Canadian Dollar loses ground below 1.3650, eyes on Canadian CPI data
- USD/CAD edges higher to 1.3630 amid the modest rebound in USD on Tuesday.
- The higher bets on rate cuts from the BoC and the decline in oil prices weigh on the Loonie.
- The higher-for-longer US rate narrative is likely to cap the pair’s downside in the near term.
The USD/CAD pair trades in positive territory for the second consecutive day around 1.3630 on Tuesday during the early European session. Market players await the remarks from more FOMC members.
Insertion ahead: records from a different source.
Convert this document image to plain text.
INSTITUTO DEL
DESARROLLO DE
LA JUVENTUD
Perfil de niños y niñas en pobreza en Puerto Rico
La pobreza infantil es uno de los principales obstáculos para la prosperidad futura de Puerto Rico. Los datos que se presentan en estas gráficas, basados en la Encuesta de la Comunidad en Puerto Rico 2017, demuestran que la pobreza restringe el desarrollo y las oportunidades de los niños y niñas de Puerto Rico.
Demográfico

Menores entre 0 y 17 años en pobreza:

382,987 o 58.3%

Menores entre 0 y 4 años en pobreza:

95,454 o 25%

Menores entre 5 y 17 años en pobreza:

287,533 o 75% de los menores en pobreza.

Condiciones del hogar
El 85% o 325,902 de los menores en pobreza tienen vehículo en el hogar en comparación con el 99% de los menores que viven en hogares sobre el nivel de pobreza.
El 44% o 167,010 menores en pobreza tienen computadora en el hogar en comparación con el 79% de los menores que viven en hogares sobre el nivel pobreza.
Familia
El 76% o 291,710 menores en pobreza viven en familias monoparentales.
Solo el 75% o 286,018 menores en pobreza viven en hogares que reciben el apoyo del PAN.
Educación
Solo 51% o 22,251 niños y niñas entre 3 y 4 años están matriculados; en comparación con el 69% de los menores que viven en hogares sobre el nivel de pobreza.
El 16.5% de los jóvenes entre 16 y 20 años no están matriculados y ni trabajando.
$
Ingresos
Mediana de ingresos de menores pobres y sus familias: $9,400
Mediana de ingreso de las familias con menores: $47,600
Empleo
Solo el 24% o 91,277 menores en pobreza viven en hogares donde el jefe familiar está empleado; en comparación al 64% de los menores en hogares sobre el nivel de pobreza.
Also, the Canadian CPI inflation report for April will be in the spotlight.
The markets expect further cooling of CPI inflation figures on both an annual and monthly basis to convince the Bank of Canada (BOC) to cut interest rates next month. The Canadian central bank is anticipated to cut interest rates 2-3 times before the Fed's first rate cut, which might weigh on the Loonie and create a tailwind for the USD/CAD pair. Canada’s CPI inflation is expected to ease to 2.7% YoY in April from 2.9% in the previous reading, while the monthly CPI inflation is estimated to drop to 0.5% MoM in April from 0.6% in March.
Meanwhile, the decline in crude oil exerts some selling pressure on the commodity-linked Canadian Dollar (CAD), as Canada is the leading exporter of oil to the United States.
On the other hand, US Federal Reserve (Fed) officials remain cautious about the timing of its easing cycle, emphasizing the need to keep interest rates higher for extended periods of time to gain confidence that inflation is on track to meet its objective. This, in turn, might lift the Greenback and cap the pair’s downside for the time being.